THE refuge provided to Serbian seminarians during the First World War, and the subsequent impact that these men had on the Church and the world, were recalled at Pusey House this month.
The placement of the Serbian theological refugees, accompanied by some of their professors, took place with the enthusiastic support of the then Archbishop of Canterbury, Randall Davidson. Some stayed in Oxford after the war. In total, 55 men studied at Cuddesdon, Dorchester, and St Stephen’s House, at a time when, contemporary Church Times reports note, the Serbian Church was “in abeyance. . . Their seminaries are closed, their students dispersed, many of their leaders are interned.” The refugees arrived, a report noted, “in sheepskins and goatskins, like the victims of Antiochus”. While not all were canonised, several became bishops, religious philosophers and theologians, and state officials in the Kingdom of Yugoslavia.
The symposium at Pusey House, which was addressed by Serbian theologians, was more than a reflection on events a hundred years ago, Canon Mark Chapman, Vice-Principal of Cuddesdon and Professor of the History of Modern Theology at Oxford University, said this week. “We discussed how the Churches might collaborate on educational projects into the future.”
The talks, which were heard by about 40 participants, including many Serbs, testified to the accuracy of a contemporary prediction that those who came to England would prove to be the “future leaders of the Serbian Church”.
Professor Bogdan Lubardic and Professor Andrej Jeftic, both of the University of Belgrade, spoke about Fr Justin Popovic, an Orthodox theologian canonised in 2010. Professor Angela Berlis, of the University of Bern, and Professor Aleksandar Djakovac, of the University of Belgrade, spoke about Nikolaj Velimirovic, a charismatic church leader and theologian who preached in England during the First World War He became Bishop of Ohrid and Žica, and was canonised in 2003. Both men “gained pan-Orthodox acclamation as theologians, spiritual fathers, and as outspoken critics of the Communist regime”.

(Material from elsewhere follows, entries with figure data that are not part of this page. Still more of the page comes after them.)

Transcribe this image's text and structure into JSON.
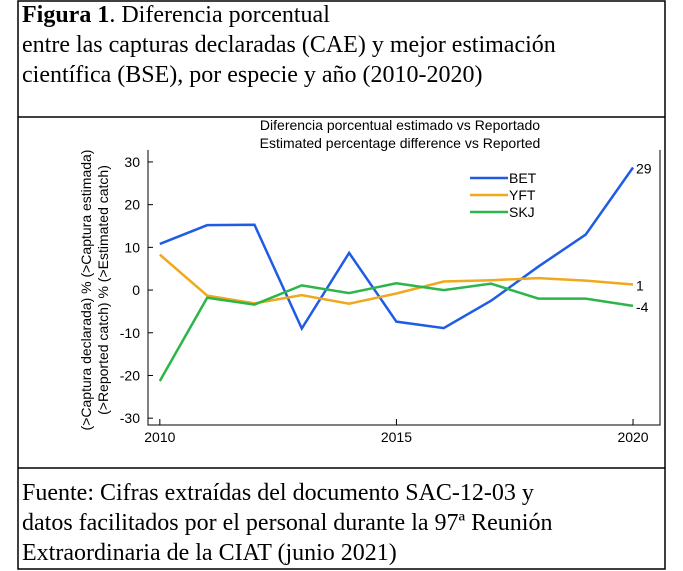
{
  "caption": {
    "label": "Figura 1",
    "lines": [
      ". Diferencia porcentual",
      "entre las capturas declaradas (CAE) y mejor estimación",
      "científica (BSE), por especie y año (2010-2020)"
    ]
  },
  "chart_data": {
    "type": "line",
    "title": "Diferencia porcentual estimado vs Reportado",
    "subtitle": "Estimated percentage difference vs Reported",
    "y_label": [
      "(>Captura declarada) % (>Captura estimada)",
      "(>Reported catch) % (>Estimated catch)"
    ],
    "x": [
      2010,
      2011,
      2012,
      2013,
      2014,
      2015,
      2016,
      2017,
      2018,
      2019,
      2020
    ],
    "series": [
      {
        "name": "BET",
        "color": "#1f5ce6",
        "values": [
          10.8,
          15.2,
          15.3,
          -9,
          8.7,
          -7.4,
          -8.9,
          -2.5,
          5.5,
          13,
          28.7
        ],
        "end_label": "29"
      },
      {
        "name": "YFT",
        "color": "#f0a81c",
        "values": [
          8.3,
          -1.3,
          -3.1,
          -1.2,
          -3.2,
          -0.8,
          2,
          2.3,
          2.8,
          2.2,
          1.3
        ],
        "end_label": "1"
      },
      {
        "name": "SKJ",
        "color": "#2bb54a",
        "values": [
          -21.3,
          -1.8,
          -3.4,
          1.1,
          -0.7,
          1.6,
          0,
          1.5,
          -2,
          -2,
          -3.7
        ],
        "end_label": "-4"
      }
    ],
    "xlim": [
      2009.75,
      2020.57
    ],
    "ylim": [
      -31.6,
      32.8
    ],
    "xticks": [
      2010,
      2015,
      2020
    ],
    "yticks": [
      -30,
      -20,
      -10,
      0,
      10,
      20,
      30
    ],
    "legend": "top-right"
  },
  "source": [
    "Fuente: Cifras extraídas  del  documento SAC-12-03  y",
    "datos facilitados por el personal durante la 97ª Reunión",
    "Extraordinaria de la CIAT (junio 2021)"
  ]
}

A contemporary Bishop, the Rt Revd Isihije Rogic, spoke of the “ecclesial and ecumenical implications” of the presence of Serbian clergy in England during the war.
The atmosphere at the symposium was “extremely warm and engaged”, Professor Chapman said. “I think there is genuine desire [in Serbia] to build up ecumenical relations, particularly with England, because of this history. . . We are hoping that there might be links between seminarians.”
His contribution explored the relationship between the C of E, Serbia, and the Serbian Orthodox Church, a topic he explored in Theology at War and Peace (Routledge, 2016), in which he describes “a concerted effort across the whole of the Church of England to raise the profile of the Serbian Church and of Serbia more generally” after a tour by Fr Velimirovic in 1916.